A pigeon sits by closed window shutters of the Agostino Gemelli hospital, on the 10th floor where Pope Francis was hospitalized Sunday for intestinal surgery, in Rome, Friday, July 9, 2021. The Vatican says Pope Francis is walking, working and has celebrated Mass at a Rome hospital where he also will deliver his Sunday weekly blessing while recovering from intestinal surgery. (AP Photo/Gregorio Borgia)

Francis, for his part, was continuing to eat regularly and walk in the corridor after the three-hour surgery Sunday, the Vatican said.
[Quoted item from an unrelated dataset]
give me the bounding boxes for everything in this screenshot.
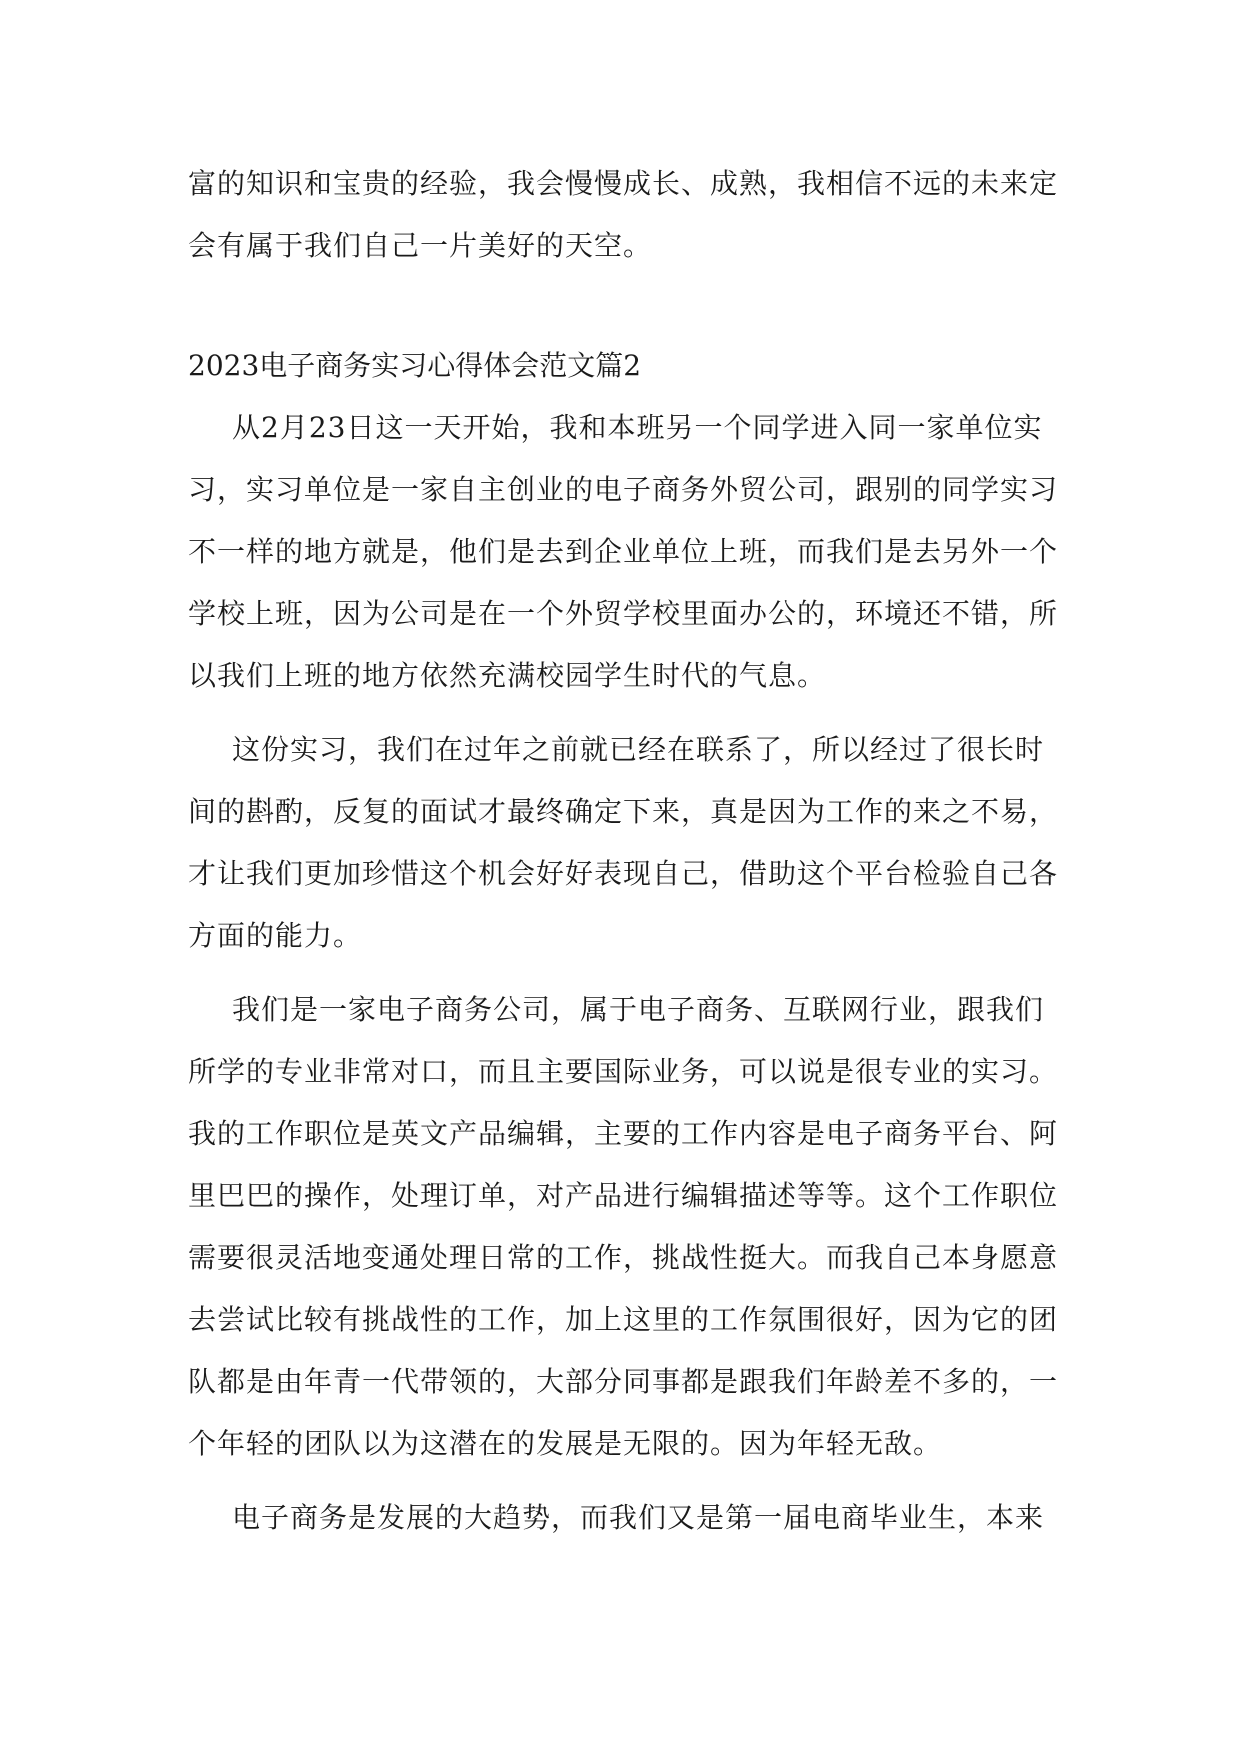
text-line: 学校上班，因为公司是在一个外贸学校里面办公的，环境还不错，所 <box>188 597 1059 630</box>
text-line: 里巴巴的操作，处理订单，对产品进行编辑描述等等。这个工作职位 <box>188 1179 1059 1212</box>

It said he had resumed working, “alternating it with moments of reading texts.”

He celebrated Mass in the papal private apartment on Thursday afternoon, “attended by all those assisting him during his hospitalization,” the Vatican said.

The Argentine pope has enjoyed relatively robust health, though he lost the upper part of one lung in his youth because of an infection. He also suffers from sciatica, or nerve pain, that makes him walk with a pronounced limp.

John Paul’s first stay at Gemelli was after he was shot during a May 13, 1981 assassination attempt in St. Peter’s Square. Four days later, he delivered his Sunday prayer from the hospital and said: “Pray for the brother who shot me, whom I have sincerely forgiven.”

People sit around the statue of late Saint Pope John Paul II outside the Agostino Gemelli hospital, where Pope Francis was hospitalized Sunday for intestinal surgery, in Rome, Friday, July 9, 2021. The Vatican’s daily update on Thursday said Francis was continuing to eat and move around unassisted, and had even sent his greetings to young cancer patients at Rome’s Gemelli hospital. (AP Photo/Gregorio Borgia)

John Paul was released in June of that year but returned a few weeks later after developing a serious infection that kept him hospitalized for nearly two months.

He returned in subsequent years for broken bones suffered in falls, an appendectomy, respiratory and throat problems as well as to have a benign intestinal tumor removed. The Polish pope, who suffered from Parkinson’s disease, died at the Vatican on April 2, 2005.